Three quick tips from two years with Celery
LaunchKit and Cluster use Celery extensively (using Redis as a broker) to handle all sorts of out-of-band background tasks. We have sent millions of push notifications, generated and delivered an insane amount of email, backed up millions of photos and much more all using Celery tasks over the past few years.
As a result, I have been woken up in the middle of the night many times by various Celery-related issues — and there are a few essential configuration tips I’ve taken away from the experience.
Here are a few tips for sleeping through the night while running a Celery task queue in production:
1. Set a global task timeout
By default, tasks don’t time out. If a network connection inside your task hangs indefinitely, your queue will eventually back up and something about your service will mysteriously stop working.

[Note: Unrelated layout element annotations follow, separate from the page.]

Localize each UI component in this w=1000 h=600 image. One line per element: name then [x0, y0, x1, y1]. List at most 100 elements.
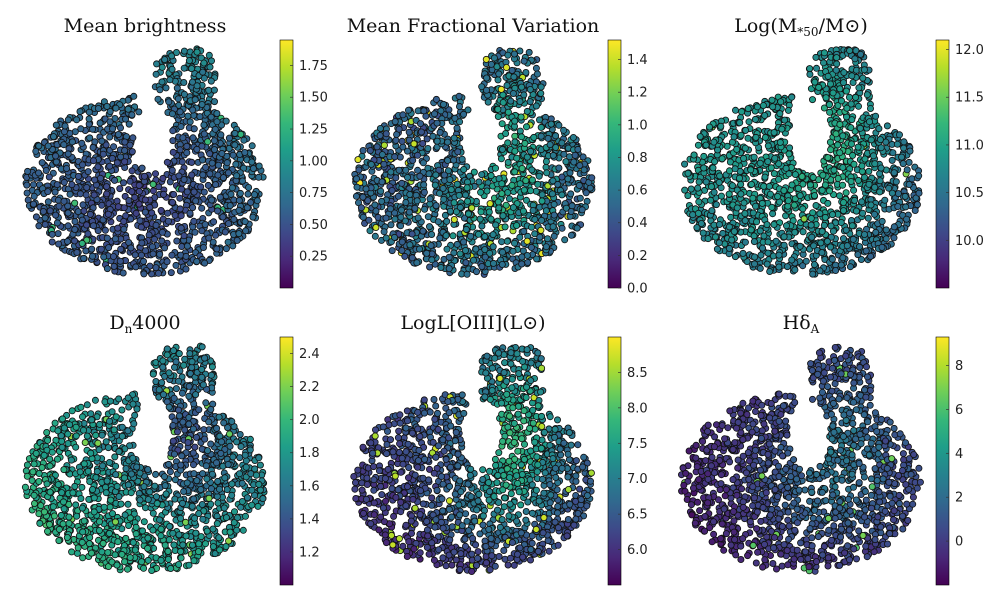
- scatter-point: [710, 138, 718, 146]
- scatter-point: [715, 239, 723, 247]
- scatter-point: [148, 209, 156, 217]
- scatter-point: [850, 186, 858, 194]
- scatter-point: [398, 238, 406, 246]
- scatter-point: [816, 210, 824, 218]
- scatter-point: [172, 261, 180, 269]
- scatter-point: [731, 253, 739, 261]
- scatter-point: [388, 247, 396, 255]
- scatter-point: [250, 191, 258, 199]
- scatter-point: [152, 470, 160, 478]
- scatter-point: [48, 230, 56, 238]
- scatter-point: [446, 207, 454, 215]
- scatter-point: [117, 124, 125, 132]
- scatter-point: [861, 173, 869, 181]
- scatter-point: [573, 224, 581, 232]
- scatter-point: [180, 90, 188, 98]
- scatter-point: [427, 241, 435, 249]
- colorbar-tick-label: 1.50: [299, 91, 328, 106]
- scatter-point: [809, 270, 817, 278]
- scatter-point: [24, 196, 32, 204]
- scatter-point: [52, 152, 60, 160]
- scatter-point: [32, 213, 40, 221]
- scatter-point: [202, 163, 210, 171]
- scatter-point: [52, 211, 60, 219]
- scatter-point: [382, 214, 390, 222]
- scatter-point: [433, 137, 441, 145]
- scatter-point: [526, 98, 534, 106]
- scatter-point: [401, 252, 409, 260]
- scatter-point: [882, 226, 890, 234]
- scatter-point: [520, 227, 528, 235]
- scatter-point: [784, 197, 792, 205]
- scatter-point: [450, 215, 458, 223]
- scatter-point: [878, 217, 886, 225]
- scatter-point: [53, 181, 61, 189]
- scatter-point: [840, 198, 848, 206]
- scatter-point: [537, 123, 545, 131]
- scatter-point: [45, 173, 53, 181]
- scatter-point: [781, 116, 789, 124]
- colorbar-tick-label: 0.4: [627, 216, 648, 231]
- scatter-point: [509, 203, 517, 211]
- scatter-point: [730, 227, 738, 235]
- scatter-point: [520, 91, 528, 99]
- scatter-point: [217, 131, 225, 139]
- scatter-point: [60, 197, 68, 205]
- scatter-point: [467, 232, 475, 240]
- scatter-point: [120, 204, 128, 212]
- scatter-point: [35, 169, 43, 177]
- scatter-point: [199, 171, 207, 179]
- scatter-point: [871, 210, 879, 218]
- scatter-point: [86, 210, 94, 218]
- scatter-point: [700, 164, 708, 172]
- scatter-point: [199, 243, 207, 251]
- scatter-point: [224, 220, 232, 228]
- scatter-point: [193, 145, 201, 153]
- scatter-point: [120, 225, 128, 233]
- scatter-point: [760, 182, 768, 190]
- scatter-point: [405, 208, 413, 216]
- scatter-point: [353, 183, 361, 191]
- scatter-point: [482, 86, 490, 94]
- scatter-point: [131, 193, 139, 201]
- scatter-point: [140, 270, 148, 278]
- scatter-point: [761, 173, 769, 181]
- scatter-point: [74, 208, 82, 216]
- scatter-point: [255, 173, 263, 181]
- scatter-point: [783, 222, 791, 230]
- scatter-point: [44, 198, 52, 206]
- scatter-point: [117, 245, 125, 253]
- scatter-point: [836, 85, 844, 93]
- scatter-point: [542, 243, 550, 251]
- scatter-point: [397, 213, 405, 221]
- scatter-point: [180, 64, 188, 72]
- scatter-point: [168, 65, 176, 73]
- scatter-point: [183, 149, 191, 157]
- scatter-point: [198, 101, 206, 109]
- scatter-point: [366, 147, 374, 155]
- scatter-point: [837, 261, 845, 269]
- scatter-point: [529, 206, 537, 214]
- scatter-point: [204, 181, 212, 189]
- scatter-point: [558, 224, 566, 232]
- scatter-point: [707, 196, 715, 204]
- scatter-point: [41, 220, 49, 228]
- scatter-point: [176, 205, 184, 213]
- scatter-point: [759, 102, 767, 110]
- scatter-point: [135, 187, 143, 195]
- scatter-point: [523, 123, 531, 131]
- scatter-point: [94, 105, 102, 113]
- scatter-point: [499, 99, 507, 107]
- scatter-point: [806, 70, 814, 78]
- scatter-point: [756, 264, 764, 272]
- scatter-point: [860, 66, 868, 74]
- scatter-point: [531, 215, 539, 223]
- scatter-point: [103, 190, 111, 198]
- scatter-point: [766, 190, 774, 198]
- scatter-point: [839, 132, 847, 140]
- scatter-point: [750, 238, 758, 246]
- scatter-point: [391, 153, 399, 161]
- scatter-point: [365, 216, 373, 224]
- scatter-point: [160, 190, 168, 198]
- scatter-point: [821, 181, 829, 189]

So you should set some large global default timeout for tasks, and probably some more specific short timeouts on various tasks as well.
In a Django project, you can set a global timeout by adding this line to settings.py:
# Add a one-minute timeout to all Celery tasks.CELERYD_TASK_SOFT_TIME_LIMIT = 60
… which you can override in specific tasks:
@celery_app.task(soft_time_limit=5)def send_push_notification(device_token, message, data=None): notification_json = build_notification_json(message, data=data) ...

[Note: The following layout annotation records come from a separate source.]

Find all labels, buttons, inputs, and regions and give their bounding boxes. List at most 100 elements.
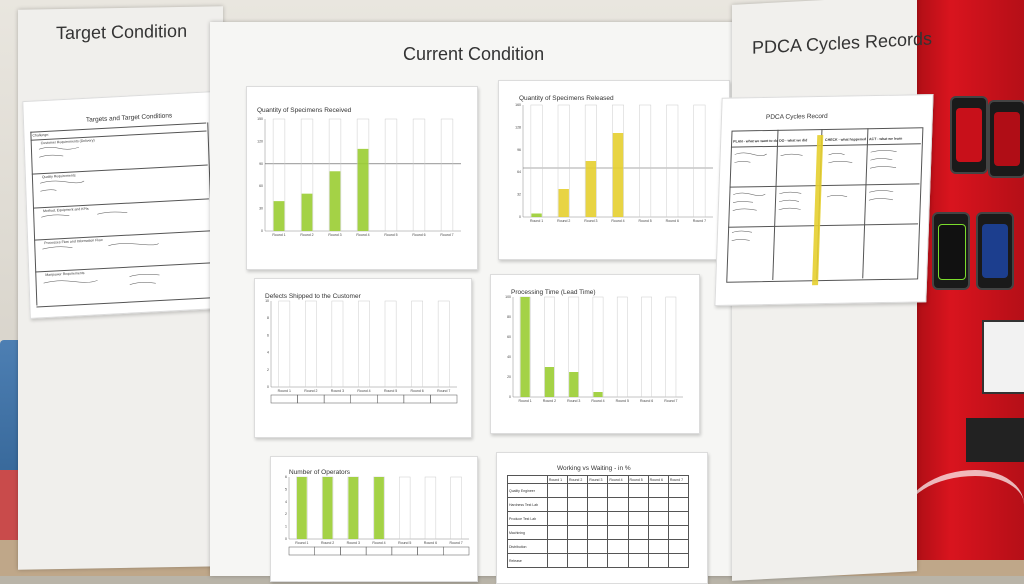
table-title: Working vs Waiting - in % <box>557 465 631 472</box>
bar-outline <box>384 118 398 232</box>
y-tick-label: 128 <box>515 125 521 129</box>
x-tick-label: Round 3 <box>347 541 360 545</box>
table-cell <box>567 525 589 540</box>
chart-received: 0 30 60 90 120 150 Round 1 Round 2 Round 3 Round … <box>257 117 461 237</box>
x-tick-label: Round 3 <box>567 399 580 403</box>
table-cell: Hardness Test Lab <box>507 497 548 512</box>
data-cell <box>443 546 470 556</box>
x-tick-label: Round 5 <box>639 219 652 223</box>
table-header-cell: Round 4 <box>607 475 629 484</box>
table-cell <box>607 511 629 526</box>
bar-outline <box>450 476 462 540</box>
target-heading: Target Condition <box>56 20 188 44</box>
y-tick-label: 150 <box>257 117 263 121</box>
chart-sheet-operators: Number of Operators 0 1 2 4 5 6 Round 1 Round 2… <box>270 456 478 582</box>
bar <box>544 367 555 397</box>
table-cell <box>587 539 609 554</box>
table-row: Distribution <box>507 539 690 554</box>
chart-title: Quantity of Specimens Received <box>257 107 352 114</box>
data-cell <box>417 546 444 556</box>
chart-title: Quantity of Specimens Released <box>519 95 614 102</box>
bar <box>520 297 530 397</box>
bar <box>301 193 313 231</box>
table-cell <box>607 539 629 554</box>
table-row: Machining <box>507 525 690 540</box>
y-tick-label: 2 <box>267 368 269 372</box>
x-tick-label: Round 4 <box>356 233 369 237</box>
table-cell <box>587 483 609 498</box>
bar <box>357 148 369 231</box>
y-tick-label: 0 <box>267 385 269 389</box>
table-cell <box>667 525 690 540</box>
working-waiting-table: Round 1 Round 2 Round 3 Round 4 Round 5 Round… <box>507 475 690 568</box>
table-cell <box>567 497 589 512</box>
bar <box>569 372 579 397</box>
x-tick-label: Round 2 <box>557 219 570 223</box>
bar-outline <box>592 296 604 398</box>
x-tick-label: Round 2 <box>543 399 556 403</box>
bar <box>593 392 603 397</box>
y-tick-label: 20 <box>507 375 511 379</box>
table-cell: Machining <box>507 525 548 540</box>
table-cell <box>546 497 569 512</box>
y-tick-label: 120 <box>257 139 263 143</box>
table-cell <box>546 483 569 498</box>
table-header-cell <box>507 475 548 484</box>
x-tick-label: Round 4 <box>611 219 624 223</box>
table-cell: Distribution <box>507 539 548 554</box>
table-cell <box>667 483 690 498</box>
x-tick-label: Round 3 <box>331 389 344 393</box>
data-cell <box>350 394 378 404</box>
bar-outline <box>424 476 437 540</box>
y-tick-label: 0 <box>519 215 521 219</box>
pdca-sheet: PDCA Cycles Record PLAN - what we want t… <box>714 94 934 307</box>
chart-title: Number of Operators <box>289 469 351 476</box>
table-cell <box>667 511 690 526</box>
data-cell <box>314 546 341 556</box>
y-tick-label: 5 <box>285 487 287 491</box>
x-tick-label: Round 6 <box>411 389 424 393</box>
bar <box>531 213 542 217</box>
pdca-heading: PDCA Cycles Records <box>752 28 933 58</box>
x-tick-label: Round 2 <box>300 233 313 237</box>
y-tick-label: 6 <box>267 333 269 337</box>
x-tick-label: Round 1 <box>519 399 532 403</box>
table-cell <box>627 511 649 526</box>
data-cell <box>270 394 298 404</box>
table-cell <box>647 525 669 540</box>
table-cell <box>546 525 569 540</box>
table-header-cell: Round 6 <box>647 475 669 484</box>
bar-outline <box>666 104 679 218</box>
y-tick-label: 8 <box>267 316 269 320</box>
bar <box>322 477 333 539</box>
bar-outline <box>641 296 652 398</box>
table-cell <box>627 483 649 498</box>
table-cell <box>587 553 609 568</box>
table-cell: Release <box>507 553 548 568</box>
table-cell <box>567 553 589 568</box>
y-tick-label: 0 <box>285 537 287 541</box>
x-tick-label: Round 6 <box>424 541 437 545</box>
table-cell <box>647 497 669 512</box>
data-cell <box>391 546 418 556</box>
chart-sheet-released: Quantity of Specimens Released 0 32 64 96 12… <box>498 80 730 260</box>
data-cell <box>430 394 458 404</box>
chart-title: Defects Shipped to the Customer <box>265 293 361 300</box>
bar-outline <box>411 300 423 388</box>
bar-outline <box>437 300 450 388</box>
target-sheet: Targets and Target Conditions Challenge:… <box>22 91 222 319</box>
vending-panel <box>982 320 1024 394</box>
x-tick-label: Round 2 <box>321 541 334 545</box>
table-row: Hardness Test Lab <box>507 497 690 512</box>
table-cell <box>607 497 629 512</box>
table-header-cell: Round 1 <box>546 475 569 484</box>
table-header-cell: Round 7 <box>667 475 690 484</box>
x-tick-label: Round 4 <box>372 541 385 545</box>
table-cell: Produce Test Lab <box>507 511 548 526</box>
x-tick-label: Round 1 <box>278 389 291 393</box>
y-tick-label: 90 <box>259 162 263 166</box>
bar-outline <box>358 300 370 388</box>
chart-defects: 0 2 4 6 8 10 Round 1 Round 2 Round 3 Round 4 Round… <box>265 299 458 404</box>
x-tick-label: Round 5 <box>616 399 629 403</box>
y-tick-label: 40 <box>507 355 511 359</box>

This will prevent unexpectedly never-ending tasks from clogging your queues.
2. Use -Ofair for your preforking workers
By default, preforking Celery workers distribute tasks to their worker processes as soon as they are received, regardless of whether the process is currently busy with other tasks.

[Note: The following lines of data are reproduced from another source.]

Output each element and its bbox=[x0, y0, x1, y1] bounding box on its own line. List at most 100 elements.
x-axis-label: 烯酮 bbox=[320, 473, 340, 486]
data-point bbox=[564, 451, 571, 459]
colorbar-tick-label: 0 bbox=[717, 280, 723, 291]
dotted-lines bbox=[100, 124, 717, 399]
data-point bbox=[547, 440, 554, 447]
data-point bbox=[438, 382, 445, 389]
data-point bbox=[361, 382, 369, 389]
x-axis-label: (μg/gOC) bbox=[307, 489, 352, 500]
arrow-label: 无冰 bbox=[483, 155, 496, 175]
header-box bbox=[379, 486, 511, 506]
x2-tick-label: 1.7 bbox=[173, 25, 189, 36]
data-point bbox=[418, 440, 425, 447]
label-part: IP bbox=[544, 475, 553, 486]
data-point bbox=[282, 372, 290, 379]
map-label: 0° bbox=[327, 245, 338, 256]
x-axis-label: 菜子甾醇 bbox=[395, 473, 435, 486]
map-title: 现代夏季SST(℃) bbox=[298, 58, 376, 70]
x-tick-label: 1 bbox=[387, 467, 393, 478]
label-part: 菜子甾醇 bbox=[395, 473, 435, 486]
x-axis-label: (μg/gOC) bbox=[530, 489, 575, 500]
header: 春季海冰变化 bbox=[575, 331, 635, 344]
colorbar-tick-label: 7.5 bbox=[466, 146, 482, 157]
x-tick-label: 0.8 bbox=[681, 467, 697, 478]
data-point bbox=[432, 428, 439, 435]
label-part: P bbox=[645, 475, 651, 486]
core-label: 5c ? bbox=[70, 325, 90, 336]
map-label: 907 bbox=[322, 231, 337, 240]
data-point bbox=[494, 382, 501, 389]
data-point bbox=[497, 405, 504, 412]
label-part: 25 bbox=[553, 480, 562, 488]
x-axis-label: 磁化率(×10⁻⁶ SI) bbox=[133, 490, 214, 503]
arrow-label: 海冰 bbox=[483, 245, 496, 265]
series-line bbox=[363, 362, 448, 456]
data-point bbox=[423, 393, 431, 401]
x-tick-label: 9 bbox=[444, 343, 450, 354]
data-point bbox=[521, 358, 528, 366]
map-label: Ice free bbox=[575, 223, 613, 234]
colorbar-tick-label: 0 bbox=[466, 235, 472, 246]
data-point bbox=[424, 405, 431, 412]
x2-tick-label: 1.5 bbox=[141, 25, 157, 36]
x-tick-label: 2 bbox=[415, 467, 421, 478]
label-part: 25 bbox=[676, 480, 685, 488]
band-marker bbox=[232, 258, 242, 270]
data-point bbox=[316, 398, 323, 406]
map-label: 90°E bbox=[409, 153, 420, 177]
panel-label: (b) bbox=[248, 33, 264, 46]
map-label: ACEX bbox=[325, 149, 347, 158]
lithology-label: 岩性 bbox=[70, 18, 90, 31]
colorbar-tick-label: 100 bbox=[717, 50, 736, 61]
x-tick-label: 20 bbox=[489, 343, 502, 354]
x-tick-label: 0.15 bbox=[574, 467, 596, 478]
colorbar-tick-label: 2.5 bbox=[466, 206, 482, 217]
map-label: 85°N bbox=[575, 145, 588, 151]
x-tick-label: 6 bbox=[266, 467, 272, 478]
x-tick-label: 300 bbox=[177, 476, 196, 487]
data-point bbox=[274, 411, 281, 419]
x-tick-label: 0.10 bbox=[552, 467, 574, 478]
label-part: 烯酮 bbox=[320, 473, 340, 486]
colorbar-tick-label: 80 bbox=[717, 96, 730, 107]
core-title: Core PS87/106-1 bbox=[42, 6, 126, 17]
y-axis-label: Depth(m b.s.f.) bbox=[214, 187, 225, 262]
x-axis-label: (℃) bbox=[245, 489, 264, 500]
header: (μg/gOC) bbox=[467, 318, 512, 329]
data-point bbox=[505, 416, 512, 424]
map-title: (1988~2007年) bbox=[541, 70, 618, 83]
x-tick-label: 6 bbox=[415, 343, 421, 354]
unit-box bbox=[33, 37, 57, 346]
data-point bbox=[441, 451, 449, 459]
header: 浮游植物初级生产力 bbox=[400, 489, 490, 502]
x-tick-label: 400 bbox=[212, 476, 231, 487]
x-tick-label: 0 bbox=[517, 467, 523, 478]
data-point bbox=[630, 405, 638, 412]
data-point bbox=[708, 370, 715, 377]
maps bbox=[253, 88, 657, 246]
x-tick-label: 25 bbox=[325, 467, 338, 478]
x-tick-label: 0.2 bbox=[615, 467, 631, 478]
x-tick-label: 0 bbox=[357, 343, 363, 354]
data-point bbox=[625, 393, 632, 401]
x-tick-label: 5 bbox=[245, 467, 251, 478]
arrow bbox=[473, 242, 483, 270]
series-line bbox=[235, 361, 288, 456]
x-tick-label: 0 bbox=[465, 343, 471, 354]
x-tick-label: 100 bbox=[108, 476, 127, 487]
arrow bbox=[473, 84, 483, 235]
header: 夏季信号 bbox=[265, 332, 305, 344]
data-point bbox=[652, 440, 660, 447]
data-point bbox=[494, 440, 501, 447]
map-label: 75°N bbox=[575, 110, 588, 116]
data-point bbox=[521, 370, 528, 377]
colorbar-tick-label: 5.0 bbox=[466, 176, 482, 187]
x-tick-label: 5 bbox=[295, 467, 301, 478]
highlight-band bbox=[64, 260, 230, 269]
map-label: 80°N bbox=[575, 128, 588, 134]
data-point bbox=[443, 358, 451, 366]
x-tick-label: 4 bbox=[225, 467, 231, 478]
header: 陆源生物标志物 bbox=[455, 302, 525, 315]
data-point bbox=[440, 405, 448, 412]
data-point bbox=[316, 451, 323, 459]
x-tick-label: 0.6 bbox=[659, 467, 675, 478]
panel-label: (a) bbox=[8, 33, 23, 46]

If you have a set of tasks that take varying amounts of time to complete — either deliberately or due to unpredictable network conditions, etc. — this will cause unexpected delays in total execution time for tasks in the queue.
To demonstrate, here’s an example: Let’s say you have 20 tasks, each of which calls some remote API, and each takes 1 second to finish.
You set up 4 workers to run through these 20 tasks:
celery worker -A ... -Q random-tasks --concurrency=4
This will take about 5 seconds to finish. 4 subprocesses, 5 tasks each.
But, if instead of 1 second, the first task (task 1 of 20) takes 10 seconds to complete, the total amount of time this queue will take to execute? It’s not 10 seconds — it’s 14 seconds.
That’s because the tasks get distributed evenly, so each subprocess gets 5 of the 20 tasks.